En el prólogo de la primera carta de Juan, éste repite casi exactamente la frase del evangelio: «Lo que era desde el principio, lo que hemos oído, lo que hemos visto con los ojos, lo que contemplamos y palparon nuestras manos acerca del Verbo de vida –porque la vida fue manifestada y la hemos visto y testificamos y os anunciamos la vida eterna, la cual estaba con el Padre y se nos manifestó».

Aquí el Verbo es llamado Verbo de vida. ¿A qué clase de vida se refiere? Juan la califica de vida eterna. El adjetivo «eterna» no indica aquí una característica de esta vida, sino más bien la clase de vida de que está hablando. Esta vida es la eterna, es decir, la vida que estaba con el Padre. La vida eterna es la vida de Dios; la clase de vida que hay en Dios. La vida eterna es la vida por medio de la cual Dios vive. Esta vida de Dios –que para nosotros se manifestó cuando el Verbo fue hecho carne– consiste en la relación eterna que existe entre el Verbo y el Padre. Aquel que es la vida eterna, existía «en pros ton patera».

Lo más extraordinario, sin embargo, es que la relación entre Dios y su Verbo no cambió cuando el Verbo fue hecho carne. ¿Cómo fue la relación al interior de la Divinidad cuando el Verbo fue hecho carne? De alguna manera la respuesta ya nos fue dada en el prólogo de la primera carta de Juan. Allí Juan nos dice que cuando el Verbo se hizo carne, la vida eterna fue manifestada. Esto significa que –en el fondo– lo que el Hijo manifestó en la tierra fue la relación eterna con su Padre. En otras palabras, lo que especialmente hizo el Señor Jesucristo en los días de su carne, fue traer a la tierra la vida divina.

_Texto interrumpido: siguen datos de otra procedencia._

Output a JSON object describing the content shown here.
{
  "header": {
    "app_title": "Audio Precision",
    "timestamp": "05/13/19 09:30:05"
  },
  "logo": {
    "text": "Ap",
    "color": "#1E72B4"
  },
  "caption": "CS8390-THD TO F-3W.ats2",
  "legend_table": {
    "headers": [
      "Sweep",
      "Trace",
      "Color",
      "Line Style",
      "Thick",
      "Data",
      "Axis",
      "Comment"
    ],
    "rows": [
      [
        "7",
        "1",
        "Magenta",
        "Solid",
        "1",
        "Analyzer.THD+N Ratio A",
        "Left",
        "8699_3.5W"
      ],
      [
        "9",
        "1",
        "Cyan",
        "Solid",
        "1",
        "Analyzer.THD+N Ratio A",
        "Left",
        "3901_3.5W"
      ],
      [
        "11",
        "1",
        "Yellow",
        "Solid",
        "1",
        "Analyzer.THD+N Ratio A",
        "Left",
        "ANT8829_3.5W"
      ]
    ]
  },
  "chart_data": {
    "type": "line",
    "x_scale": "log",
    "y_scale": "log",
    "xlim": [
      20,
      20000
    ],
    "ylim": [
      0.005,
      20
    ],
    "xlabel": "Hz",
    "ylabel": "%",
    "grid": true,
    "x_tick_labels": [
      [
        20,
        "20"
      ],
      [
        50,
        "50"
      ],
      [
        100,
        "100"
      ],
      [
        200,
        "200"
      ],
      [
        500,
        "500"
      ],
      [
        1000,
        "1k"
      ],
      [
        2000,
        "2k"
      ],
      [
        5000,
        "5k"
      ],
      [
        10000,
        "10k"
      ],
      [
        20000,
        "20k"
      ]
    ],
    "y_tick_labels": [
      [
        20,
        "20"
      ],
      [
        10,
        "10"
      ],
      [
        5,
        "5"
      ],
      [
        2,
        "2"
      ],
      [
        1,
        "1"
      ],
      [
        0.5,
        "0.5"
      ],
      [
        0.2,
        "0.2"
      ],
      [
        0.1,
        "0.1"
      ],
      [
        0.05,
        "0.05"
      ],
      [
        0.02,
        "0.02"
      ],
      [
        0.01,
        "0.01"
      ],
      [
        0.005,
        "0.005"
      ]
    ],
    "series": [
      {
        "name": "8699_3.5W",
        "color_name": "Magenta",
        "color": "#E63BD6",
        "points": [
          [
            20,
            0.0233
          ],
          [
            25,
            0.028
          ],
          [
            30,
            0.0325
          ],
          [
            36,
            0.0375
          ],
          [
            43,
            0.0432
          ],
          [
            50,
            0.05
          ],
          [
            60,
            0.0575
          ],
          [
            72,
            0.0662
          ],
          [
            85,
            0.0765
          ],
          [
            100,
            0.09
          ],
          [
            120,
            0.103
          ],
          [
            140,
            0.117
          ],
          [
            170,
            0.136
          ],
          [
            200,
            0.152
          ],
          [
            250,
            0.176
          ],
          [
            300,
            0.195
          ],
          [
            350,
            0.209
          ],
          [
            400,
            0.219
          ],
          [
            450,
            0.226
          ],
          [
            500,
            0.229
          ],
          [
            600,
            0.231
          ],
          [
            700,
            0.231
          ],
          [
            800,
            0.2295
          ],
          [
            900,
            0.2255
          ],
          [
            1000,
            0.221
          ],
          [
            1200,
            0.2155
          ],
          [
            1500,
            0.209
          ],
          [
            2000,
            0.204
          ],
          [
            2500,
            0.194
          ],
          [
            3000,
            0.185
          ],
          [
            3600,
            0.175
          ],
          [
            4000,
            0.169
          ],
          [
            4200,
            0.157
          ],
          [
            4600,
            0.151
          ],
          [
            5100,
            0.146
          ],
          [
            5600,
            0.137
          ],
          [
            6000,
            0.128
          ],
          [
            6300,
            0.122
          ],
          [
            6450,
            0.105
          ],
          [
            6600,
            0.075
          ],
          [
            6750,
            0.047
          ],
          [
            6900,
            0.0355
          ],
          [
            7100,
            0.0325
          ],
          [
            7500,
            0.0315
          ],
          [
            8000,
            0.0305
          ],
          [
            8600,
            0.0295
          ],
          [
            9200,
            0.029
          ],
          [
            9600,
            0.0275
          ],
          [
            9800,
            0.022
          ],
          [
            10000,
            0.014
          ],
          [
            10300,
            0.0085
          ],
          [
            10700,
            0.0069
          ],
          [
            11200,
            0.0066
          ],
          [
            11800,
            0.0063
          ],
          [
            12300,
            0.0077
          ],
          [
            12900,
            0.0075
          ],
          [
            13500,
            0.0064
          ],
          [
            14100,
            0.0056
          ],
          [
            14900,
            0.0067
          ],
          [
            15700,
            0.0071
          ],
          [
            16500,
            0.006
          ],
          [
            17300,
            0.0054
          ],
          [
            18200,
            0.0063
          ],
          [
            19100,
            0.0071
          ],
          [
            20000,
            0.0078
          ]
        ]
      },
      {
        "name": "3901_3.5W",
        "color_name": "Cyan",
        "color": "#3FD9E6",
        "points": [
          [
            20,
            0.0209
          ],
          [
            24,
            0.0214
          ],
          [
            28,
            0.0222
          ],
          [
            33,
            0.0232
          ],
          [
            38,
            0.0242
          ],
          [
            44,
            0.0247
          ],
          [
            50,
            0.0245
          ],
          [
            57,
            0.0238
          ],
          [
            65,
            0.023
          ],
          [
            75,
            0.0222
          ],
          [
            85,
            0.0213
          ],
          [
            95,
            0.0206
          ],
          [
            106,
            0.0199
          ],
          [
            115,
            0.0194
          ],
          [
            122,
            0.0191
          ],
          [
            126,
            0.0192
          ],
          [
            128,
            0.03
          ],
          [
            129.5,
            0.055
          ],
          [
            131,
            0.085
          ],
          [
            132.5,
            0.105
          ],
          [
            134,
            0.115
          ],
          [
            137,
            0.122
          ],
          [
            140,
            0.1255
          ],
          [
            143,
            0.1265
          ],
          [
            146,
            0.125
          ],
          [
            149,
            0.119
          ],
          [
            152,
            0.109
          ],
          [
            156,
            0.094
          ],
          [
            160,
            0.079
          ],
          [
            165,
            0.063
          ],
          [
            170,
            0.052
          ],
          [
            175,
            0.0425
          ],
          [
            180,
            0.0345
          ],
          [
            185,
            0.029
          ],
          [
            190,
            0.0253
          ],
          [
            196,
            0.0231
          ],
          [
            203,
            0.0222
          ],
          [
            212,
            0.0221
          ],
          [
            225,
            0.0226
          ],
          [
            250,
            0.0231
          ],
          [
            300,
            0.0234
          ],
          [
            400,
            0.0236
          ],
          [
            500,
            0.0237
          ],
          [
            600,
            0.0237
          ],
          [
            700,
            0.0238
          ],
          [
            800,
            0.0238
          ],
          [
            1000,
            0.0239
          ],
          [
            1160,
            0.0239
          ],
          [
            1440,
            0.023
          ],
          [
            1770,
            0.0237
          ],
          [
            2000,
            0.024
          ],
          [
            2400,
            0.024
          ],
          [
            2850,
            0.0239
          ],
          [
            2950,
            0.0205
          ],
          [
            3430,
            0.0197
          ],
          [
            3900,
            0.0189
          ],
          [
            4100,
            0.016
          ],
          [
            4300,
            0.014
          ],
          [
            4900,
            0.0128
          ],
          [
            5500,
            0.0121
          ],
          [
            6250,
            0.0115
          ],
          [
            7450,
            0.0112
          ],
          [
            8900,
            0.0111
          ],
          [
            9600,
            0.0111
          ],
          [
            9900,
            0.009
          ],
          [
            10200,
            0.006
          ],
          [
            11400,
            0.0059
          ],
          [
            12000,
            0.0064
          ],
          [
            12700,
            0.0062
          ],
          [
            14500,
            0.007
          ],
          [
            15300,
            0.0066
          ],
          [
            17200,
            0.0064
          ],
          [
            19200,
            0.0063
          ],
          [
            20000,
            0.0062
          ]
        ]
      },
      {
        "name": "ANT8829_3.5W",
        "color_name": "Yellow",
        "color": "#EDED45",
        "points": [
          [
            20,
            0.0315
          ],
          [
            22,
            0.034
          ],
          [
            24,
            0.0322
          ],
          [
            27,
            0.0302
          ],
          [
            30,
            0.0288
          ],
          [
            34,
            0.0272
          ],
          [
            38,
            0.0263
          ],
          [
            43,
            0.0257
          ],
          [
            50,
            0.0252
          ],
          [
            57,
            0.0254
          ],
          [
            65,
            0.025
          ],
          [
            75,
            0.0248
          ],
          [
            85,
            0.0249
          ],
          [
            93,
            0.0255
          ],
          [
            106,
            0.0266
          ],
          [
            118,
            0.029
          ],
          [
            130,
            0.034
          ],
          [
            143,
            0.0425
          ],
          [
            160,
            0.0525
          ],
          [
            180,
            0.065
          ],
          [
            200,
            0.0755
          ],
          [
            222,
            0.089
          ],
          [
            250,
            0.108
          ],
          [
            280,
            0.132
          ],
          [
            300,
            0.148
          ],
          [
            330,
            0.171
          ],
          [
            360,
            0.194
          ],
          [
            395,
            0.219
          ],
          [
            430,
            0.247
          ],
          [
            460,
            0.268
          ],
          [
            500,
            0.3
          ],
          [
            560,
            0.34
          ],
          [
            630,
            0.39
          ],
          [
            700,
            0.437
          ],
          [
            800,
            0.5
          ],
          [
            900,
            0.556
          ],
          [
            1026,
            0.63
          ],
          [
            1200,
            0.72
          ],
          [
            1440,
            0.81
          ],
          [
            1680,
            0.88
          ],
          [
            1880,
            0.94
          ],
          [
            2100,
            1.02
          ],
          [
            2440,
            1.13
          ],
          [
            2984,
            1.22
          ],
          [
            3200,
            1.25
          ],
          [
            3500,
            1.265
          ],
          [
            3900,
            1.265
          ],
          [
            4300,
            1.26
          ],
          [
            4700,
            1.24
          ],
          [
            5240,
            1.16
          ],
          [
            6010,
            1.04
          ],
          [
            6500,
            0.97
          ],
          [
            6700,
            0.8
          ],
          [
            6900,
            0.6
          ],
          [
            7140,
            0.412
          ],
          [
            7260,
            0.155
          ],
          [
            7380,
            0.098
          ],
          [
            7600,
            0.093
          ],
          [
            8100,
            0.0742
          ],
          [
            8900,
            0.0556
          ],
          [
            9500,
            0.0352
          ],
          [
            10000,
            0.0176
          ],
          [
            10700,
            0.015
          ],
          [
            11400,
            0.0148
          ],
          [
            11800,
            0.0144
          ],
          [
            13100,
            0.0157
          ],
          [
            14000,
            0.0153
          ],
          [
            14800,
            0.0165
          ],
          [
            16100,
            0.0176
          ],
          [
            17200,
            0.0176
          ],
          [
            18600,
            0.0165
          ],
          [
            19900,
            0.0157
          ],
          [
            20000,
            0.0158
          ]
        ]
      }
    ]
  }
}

Esta relación eterna de amor y comunión entre el Verbo y Dios no sólo siguió aquí en la tierra, sino que nos fue hecha visible: La vida eterna fue manifestada. El verbo «manifestar» significa «hacer visible», «mostrar», «demostrar». Que el Hijo de Dios vivió la vida divina aquí en la tierra significa, pues, que –como hombre– vivió la misma relación con su Padre que había tenido con él antes de la encarnación. Esto tiene una importancia superlativa para nosotros, toda vez que la vida cristiana consiste precisamente en vivir la vida divina. De alguna manera, entonces, el que viene al Hijo tiene acceso a esa clase de vida intratrinitaria. Amén.